According to industry observers, the most popular value-added services offered by IT training houses are designing and development of customised curriculum, pre- and post- training mentoring and support, training effectiveness analysis, reporting and tracking tools and providing advisory services on integrating new e-training solutions into an organisation’s education strategy. And, what exactly is driving the demand for these value-added services? Cost-cutting being the norm, there is an increased emphasis on recognising the outcome of learning, rather than the delivery system. “I believe that today’s circumstances have forced the corporates to look at training in a more result-oriented manner (with an increase in the monitoring requirements), where focus on building the domain expertise will help the company in the long run,” says Dr Suresh Nanda, CEO, STG. He believes that for most corporates value-added services will prove to be the key factor in terms of fulfiling their ROI goals. There is an increasing need to make employees more productive and enhance their cross function skills and technical capabilities.

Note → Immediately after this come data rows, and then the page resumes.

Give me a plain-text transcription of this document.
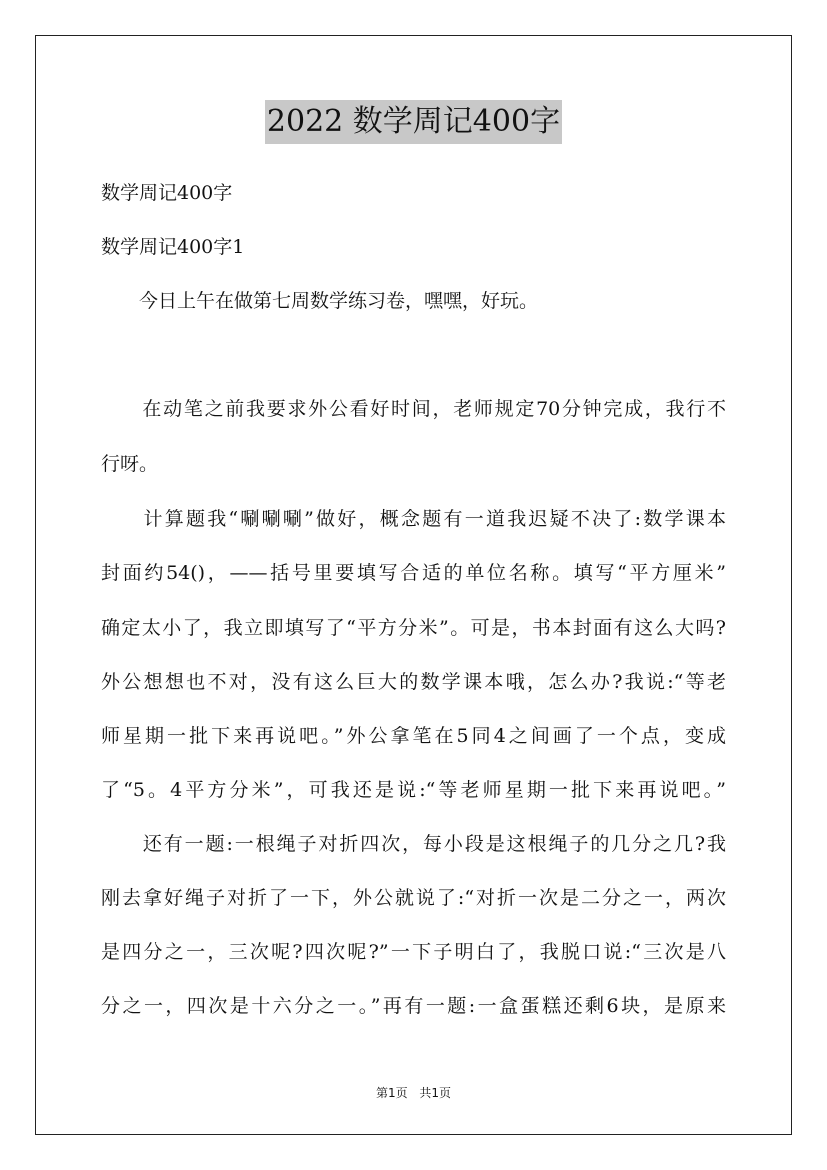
2022 数学周记400字
数学周记400字
数学周记400字1
　　今日上午在做第七周数学练习卷，嘿嘿，好玩。
　　在动笔之前我要求外公看好时间，老师规定70分钟完成，我行不
行呀。
　　计算题我“唰唰唰”做好，概念题有一道我迟疑不决了:数学课本
封面约54()，——括号里要填写合适的单位名称。填写“平方厘米”
确定太小了，我立即填写了“平方分米”。可是，书本封面有这么大吗?
外公想想也不对，没有这么巨大的数学课本哦，怎么办?我说:“等老
师星期一批下来再说吧。”外公拿笔在5同4之间画了一个点，变成
了“5。4平方分米”，可我还是说:“等老师星期一批下来再说吧。”
　　还有一题:一根绳子对折四次，每小段是这根绳子的几分之几?我
刚去拿好绳子对折了一下，外公就说了:“对折一次是二分之一，两次
是四分之一，三次呢?四次呢?”一下子明白了，我脱口说:“三次是八
分之一，四次是十六分之一。”再有一题:一盒蛋糕还剩6块，是原来
第1页 共1页
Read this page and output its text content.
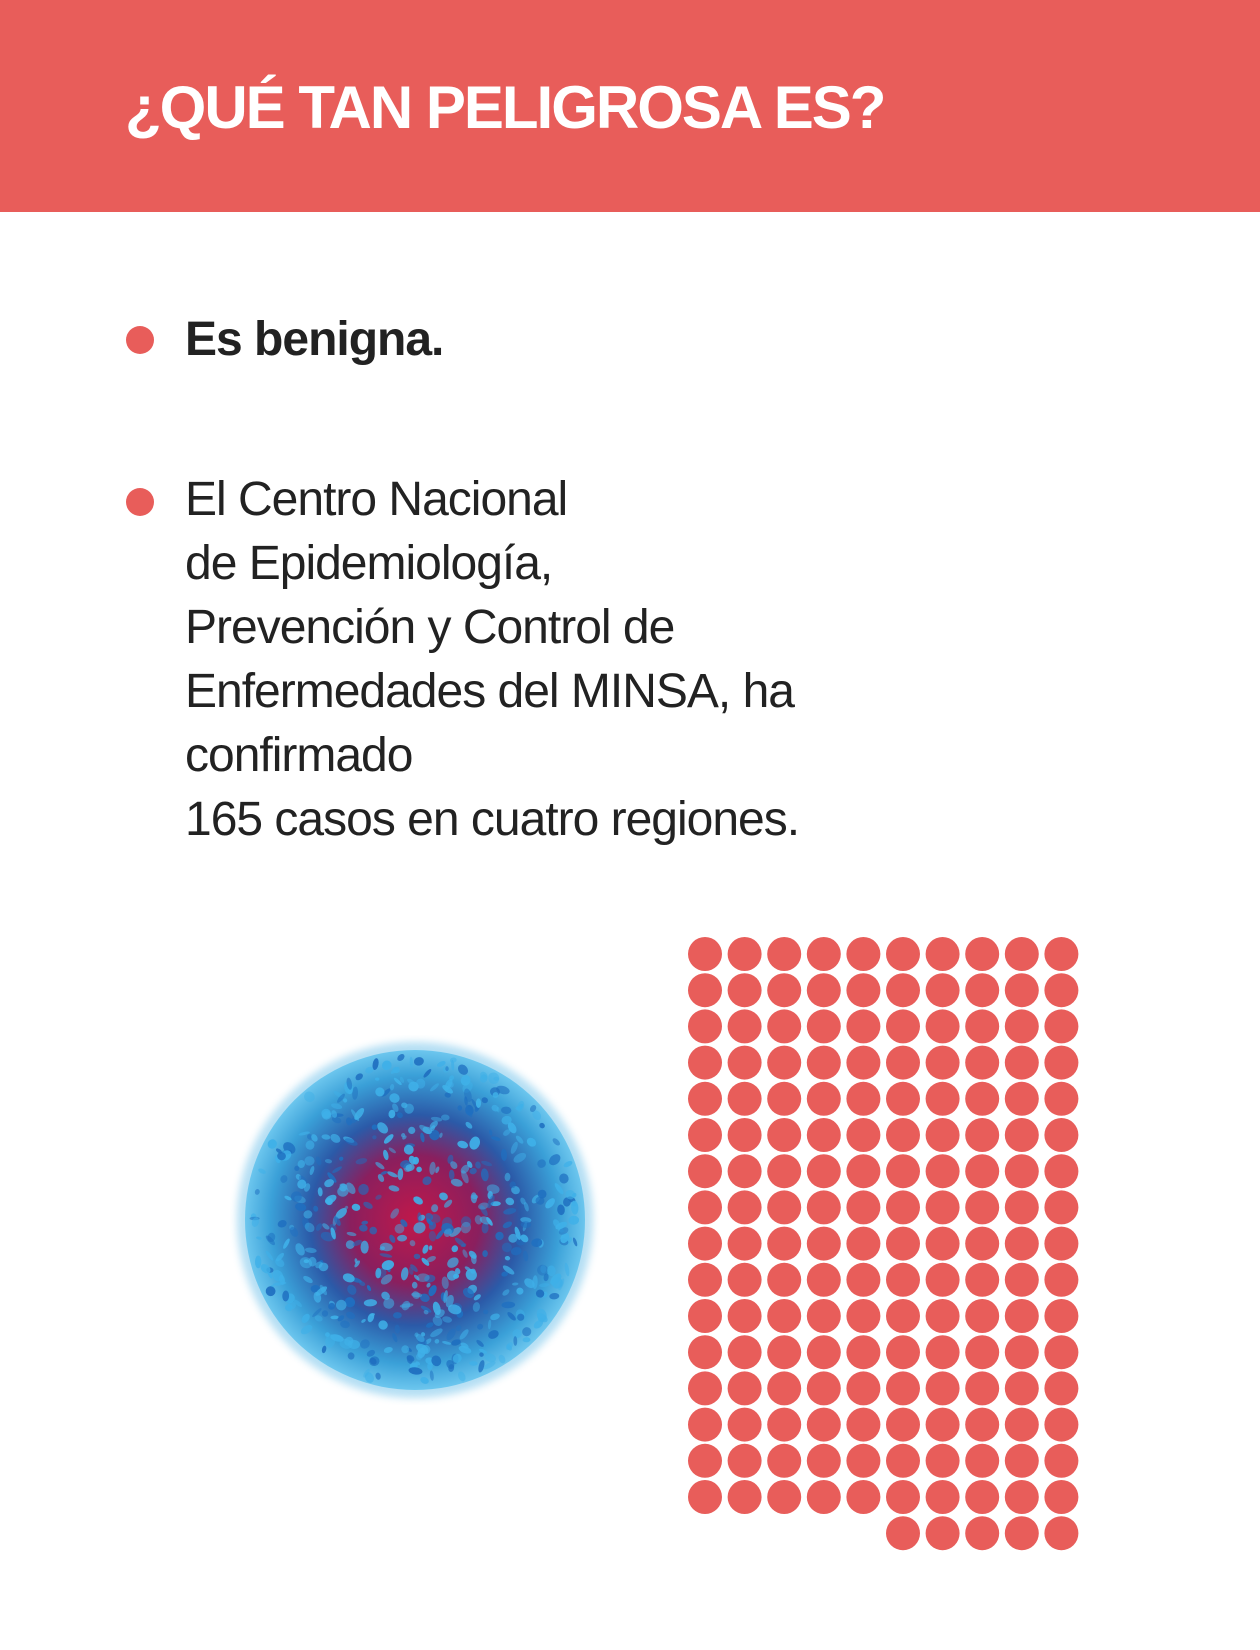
¿QUÉ TAN PELIGROSA ES?

Es benigna.

El Centro Nacional
de Epidemiología,
Prevención y Control de
Enfermedades del MINSA, ha
confirmado
165 casos en cuatro regiones.
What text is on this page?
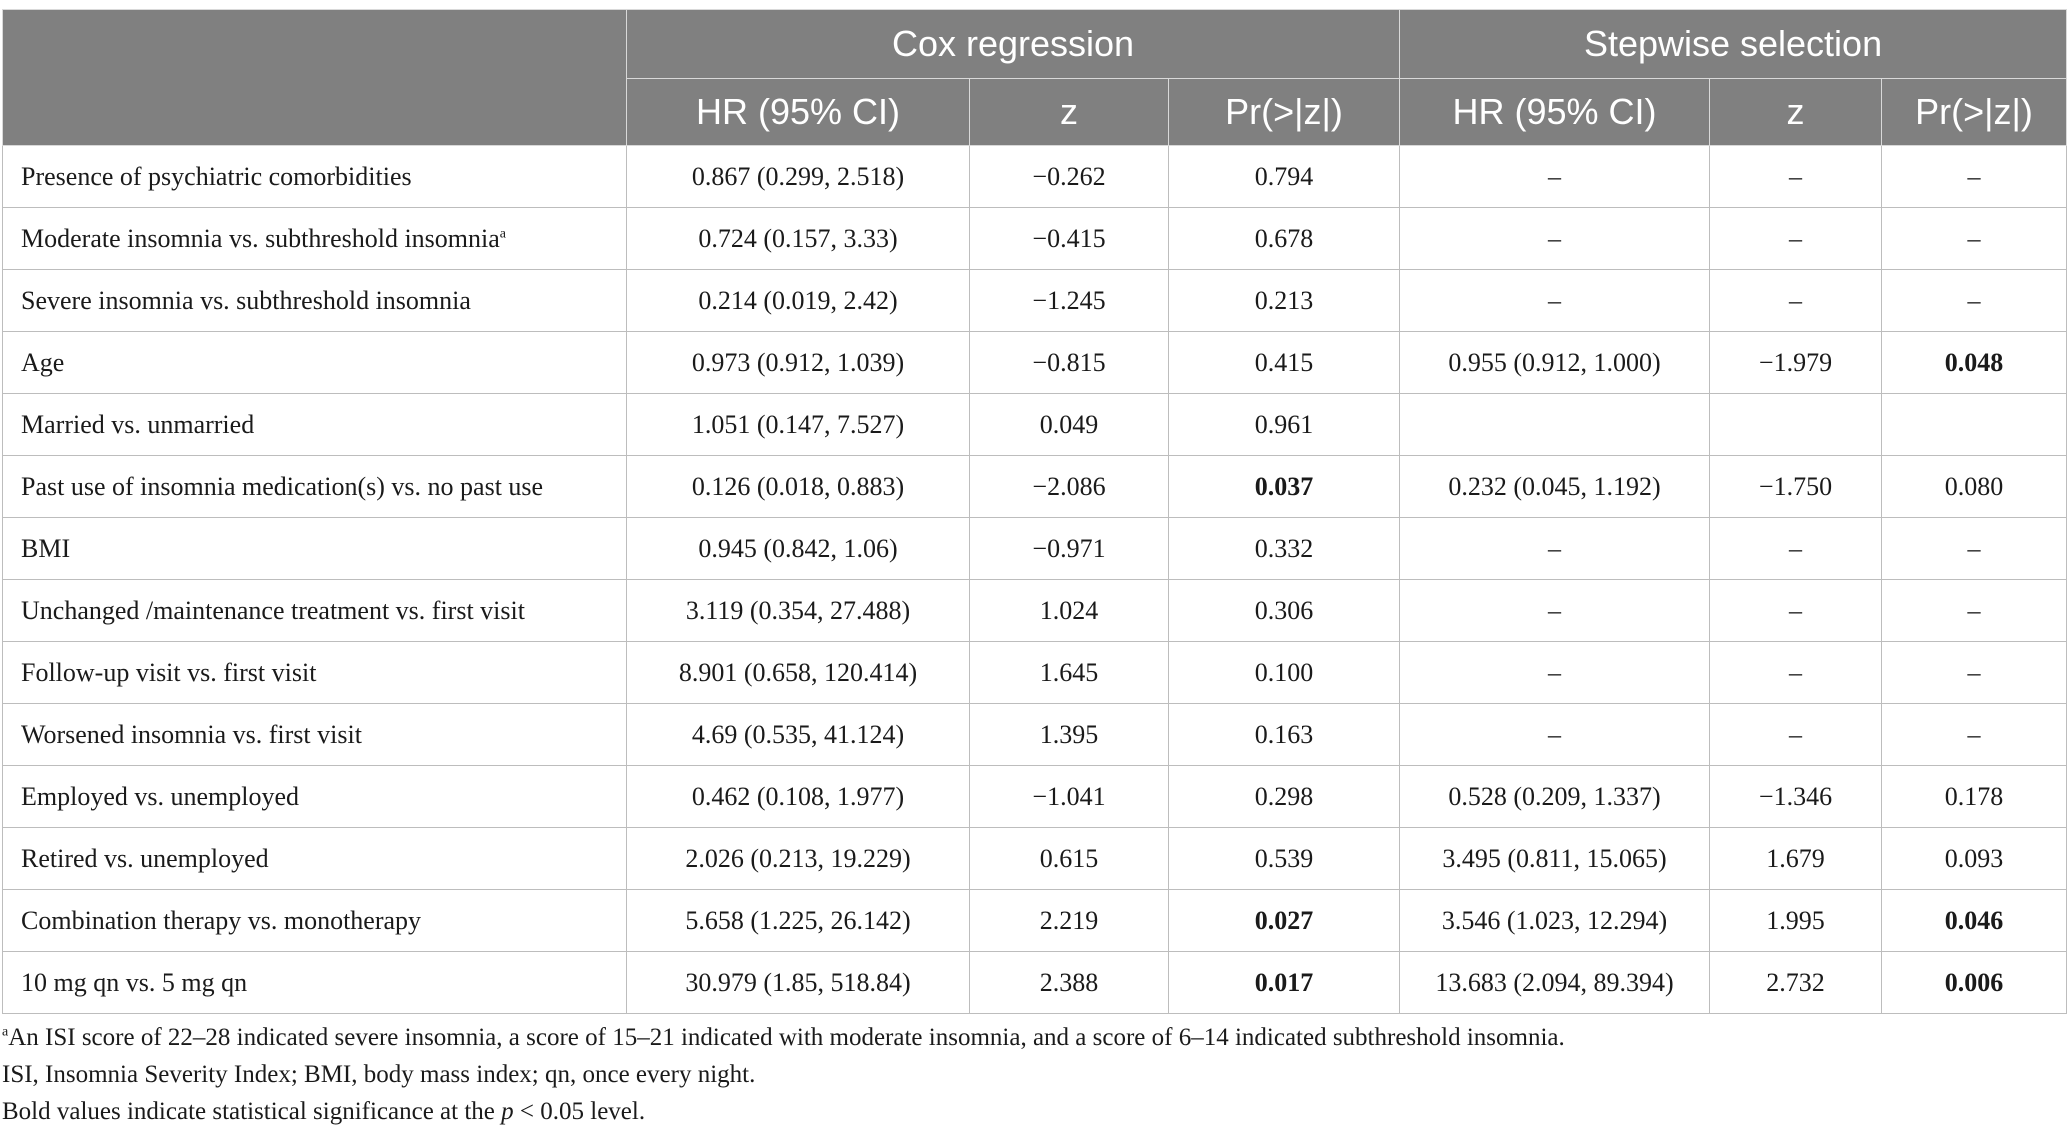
	Cox regression			Stepwise selection		
	HR (95% CI)	z	Pr(>|z|)	HR (95% CI)	z	Pr(>|z|)
Presence of psychiatric comorbidities	0.867 (0.299, 2.518)	−0.262	0.794	–	–	–
Moderate insomnia vs. subthreshold insomnia$^a$	0.724 (0.157, 3.33)	−0.415	0.678	–	–	–
Severe insomnia vs. subthreshold insomnia	0.214 (0.019, 2.42)	−1.245	0.213	–	–	–
Age	0.973 (0.912, 1.039)	−0.815	0.415	0.955 (0.912, 1.000)	−1.979	0.048
Married vs. unmarried	1.051 (0.147, 7.527)	0.049	0.961			
Past use of insomnia medication(s) vs. no past use	0.126 (0.018, 0.883)	−2.086	0.037	0.232 (0.045, 1.192)	−1.750	0.080
BMI	0.945 (0.842, 1.06)	−0.971	0.332	–	–	–
Unchanged /maintenance treatment vs. first visit	3.119 (0.354, 27.488)	1.024	0.306	–	–	–
Follow-up visit vs. first visit	8.901 (0.658, 120.414)	1.645	0.100	–	–	–
Worsened insomnia vs. first visit	4.69 (0.535, 41.124)	1.395	0.163	–	–	–
Employed vs. unemployed	0.462 (0.108, 1.977)	−1.041	0.298	0.528 (0.209, 1.337)	−1.346	0.178
Retired vs. unemployed	2.026 (0.213, 19.229)	0.615	0.539	3.495 (0.811, 15.065)	1.679	0.093
Combination therapy vs. monotherapy	5.658 (1.225, 26.142)	2.219	0.027	3.546 (1.023, 12.294)	1.995	0.046
10 mg qn vs. 5 mg qn	30.979 (1.85, 518.84)	2.388	0.017	13.683 (2.094, 89.394)	2.732	0.006
$^a$An ISI score of 22–28 indicated severe insomnia, a score of 15–21 indicated with moderate insomnia, and a score of 6–14 indicated subthreshold insomnia.
ISI, Insomnia Severity Index; BMI, body mass index; qn, once every night.
Bold values indicate statistical significance at the p < 0.05 level.
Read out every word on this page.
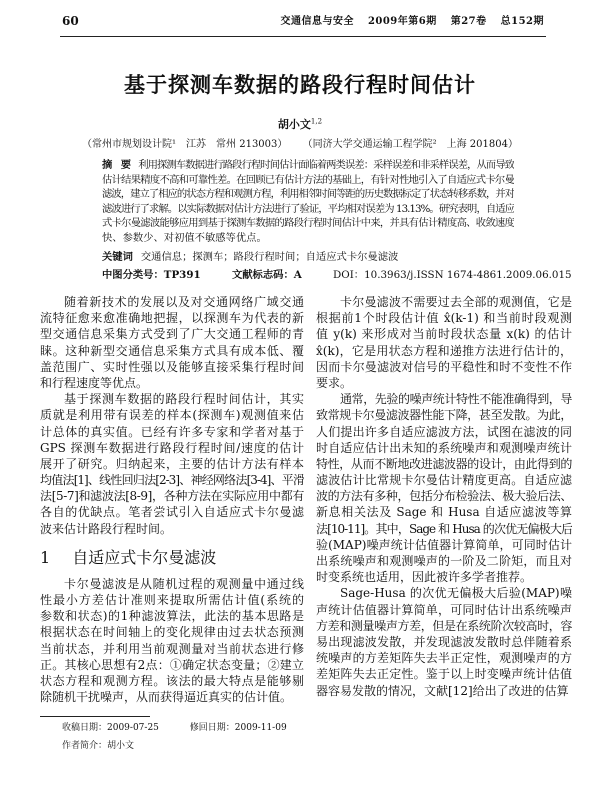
60	交通信息与安全 2009年第6期 第27卷 总152期
基于探测车数据的路段行程时间估计
胡小文$^{1,2}$
（常州市规划设计院¹　江苏　常州 213003） （同济大学交通运输工程学院²　上海 201804）
摘　要 利用探测车数据进行路段行程时间估计面临着两类误差：采样误差和非采样误差，从而导致
估计结果精度不高和可靠性差。在回顾已有估计方法的基础上，有针对性地引入了自适应式卡尔曼
滤波，建立了相应的状态方程和观测方程，利用相邻时间等距的历史数据标定了状态转移系数，并对
滤波进行了求解。以实际数据对估计方法进行了验证，平均相对误差为 13.13%。研究表明，自适应
式卡尔曼滤波能够应用到基于探测车数据的路段行程时间估计中来，并具有估计精度高、收敛速度
快、参数少、对初值不敏感等优点。
关键词 交通信息；探测车；路段行程时间；自适应式卡尔曼滤波
中图分类号：TP391	文献标志码：A	DOI：10.3963/j.ISSN 1674-4861.2009.06.015
随着新技术的发展以及对交通网络广域交通
流特征愈来愈准确地把握，以探测车为代表的新
型交通信息采集方式受到了广大交通工程师的青
睐。这种新型交通信息采集方式具有成本低、覆
盖范围广、实时性强以及能够直接采集行程时间
和行程速度等优点。
基于探测车数据的路段行程时间估计，其实
质就是利用带有误差的样本(探测车)观测值来估
计总体的真实值。已经有许多专家和学者对基于
GPS 探测车数据进行路段行程时间/速度的估计
展开了研究。归纳起来，主要的估计方法有样本
均值法[1]、线性回归法[2-3]、神经网络法[3-4]、平滑
法[5-7]和滤波法[8-9]，各种方法在实际应用中都有
各自的优缺点。笔者尝试引入自适应式卡尔曼滤
波来估计路段行程时间。
1 自适应式卡尔曼滤波
卡尔曼滤波是从随机过程的观测量中通过线
性最小方差估计准则来提取所需估计值(系统的
参数和状态)的1种滤波算法，此法的基本思路是
根据状态在时间轴上的变化规律由过去状态预测
当前状态，并利用当前观测量对当前状态进行修
正。其核心思想有2点：①确定状态变量；②建立
状态方程和观测方程。该法的最大特点是能够剔
除随机干扰噪声，从而获得逼近真实的估计值。
卡尔曼滤波不需要过去全部的观测值，它是
根据前1个时段估计值 x̂(k-1) 和当前时段观测
值 y(k) 来形成对当前时段状态量 x(k) 的估计
x̂(k)，它是用状态方程和递推方法进行估计的，
因而卡尔曼滤波对信号的平稳性和时不变性不作
要求。
通常，先验的噪声统计特性不能准确得到，导
致常规卡尔曼滤波器性能下降，甚至发散。为此，
人们提出许多自适应滤波方法，试图在滤波的同
时自适应估计出未知的系统噪声和观测噪声统计
特性，从而不断地改进滤波器的设计，由此得到的
滤波估计比常规卡尔曼估计精度更高。自适应滤
波的方法有多种，包括分布检验法、极大验后法、
新息相关法及 Sage 和 Husa 自适应滤波等算
法[10-11]。其中，Sage 和 Husa 的次优无偏极大后
验(MAP)噪声统计估值器计算简单，可同时估计
出系统噪声和观测噪声的一阶及二阶矩，而且对
时变系统也适用，因此被许多学者推荐。
Sage-Husa 的次优无偏极大后验(MAP)噪
声统计估值器计算简单，可同时估计出系统噪声
方差和测量噪声方差，但是在系统阶次较高时，容
易出现滤波发散，并发现滤波发散时总伴随着系
统噪声的方差矩阵失去半正定性，观测噪声的方
差矩阵失去正定性。鉴于以上时变噪声统计估值
器容易发散的情况，文献[12]给出了改进的估算
收稿日期：2009-07-25	修回日期：2009-11-09
作者简介：胡小文
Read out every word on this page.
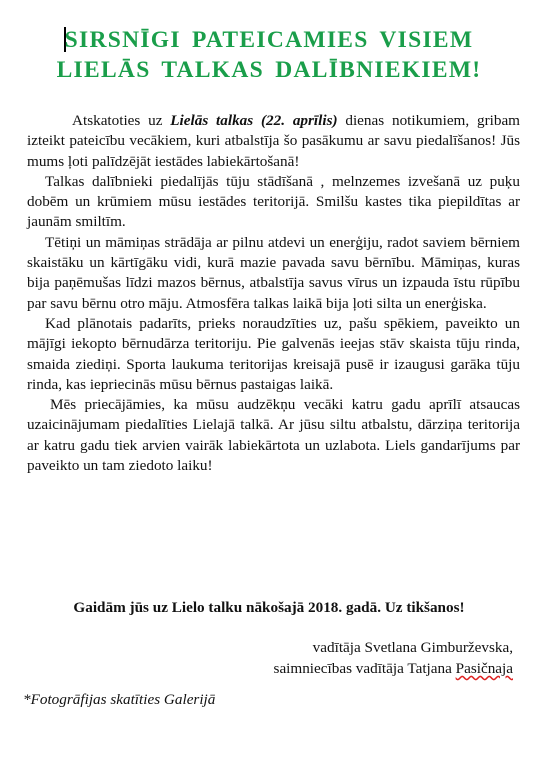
SIRSNĪGI PATEICAMIES VISIEM
LIELĀS TALKAS DALĪBNIEKIEM!

Atskatoties uz Lielās talkas (22. aprīlis) dienas notikumiem, gribam izteikt pateicību vecākiem, kuri atbalstīja šo pasākumu ar savu piedalīšanos! Jūs mums ļoti palīdzējāt iestādes labiekārtošanā!

Talkas dalībnieki piedalījās tūju stādīšanā , melnzemes izvešanā uz puķu dobēm un krūmiem mūsu iestādes teritorijā. Smilšu kastes tika piepildītas ar jaunām smiltīm.

Tētiņi un māmiņas strādāja ar pilnu atdevi un enerģiju, radot saviem bērniem skaistāku un kārtīgāku vidi, kurā mazie pavada savu bērnību. Māmiņas, kuras bija paņēmušas līdzi mazos bērnus, atbalstīja savus vīrus un izpauda īstu rūpību par savu bērnu otro māju. Atmosfēra talkas laikā bija ļoti silta un enerģiska.

Kad plānotais padarīts, prieks noraudzīties uz, pašu spēkiem, paveikto un mājīgi iekopto bērnudārza teritoriju. Pie galvenās ieejas stāv skaista tūju rinda, smaida ziediņi. Sporta laukuma teritorijas kreisajā pusē ir izaugusi garāka tūju rinda, kas iepriecinās mūsu bērnus pastaigas laikā.

Mēs priecājāmies, ka mūsu audzēkņu vecāki katru gadu aprīlī atsaucas uzaicinājumam piedalīties Lielajā talkā. Ar jūsu siltu atbalstu, dārziņa teritorija ar katru gadu tiek arvien vairāk labiekārtota un uzlabota. Liels gandarījums par paveikto un tam ziedoto laiku!

Gaidām jūs uz Lielo talku nākošajā 2018. gadā. Uz tikšanos!
vadītāja Svetlana Gimburževska,
saimniecības vadītāja Tatjana Pasičnaja
*Fotogrāfijas skatīties Galerijā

TIES has already come out with their ‘Training need analysis’ solution, divided mainly into two phases the pre-training metric and the post-training metric. Presently, TIES is looking at corporates who have clerical or support staff and then plan to venture into the call-centre arena to look at people who are providing help desk applications. Another player which has increased its focus on the corporate IT training market is Microsoft India, which is planning to target the industry through its core deliverables of trainers, technology, skill updation and Internet penetration. According to Pankaj Srivastava, education & certification manager, Microsoft India, “The company is increasingly emphasising on customisation and modularisation which were missing earlier in their courseware (the Microsoft Official Curriculum - MOC). There are also plans to modularise each MOC and make it e-learning compatible.”
And, what will be the driving market force? “The niche segments,” comes the unanimous answer. According to Nanda, the changing market dynamism has forced training houses to re-look at their source of maximum benefit. While each player will try to focus on the broad categories, the major differentiation would be the services offered and the tools developed, which can help a company to leverage its productivity to the fullest. STG is presently looking at the core business segments of providing banking solutions and business process outsourcing. However, according to AM Thimmaya, head, corporate training division, Aptech, though companies need to focus on value-added services to survive in today’s scenario, without an e-learning platform, it would be difficult for them to achieve the kind of quality they want.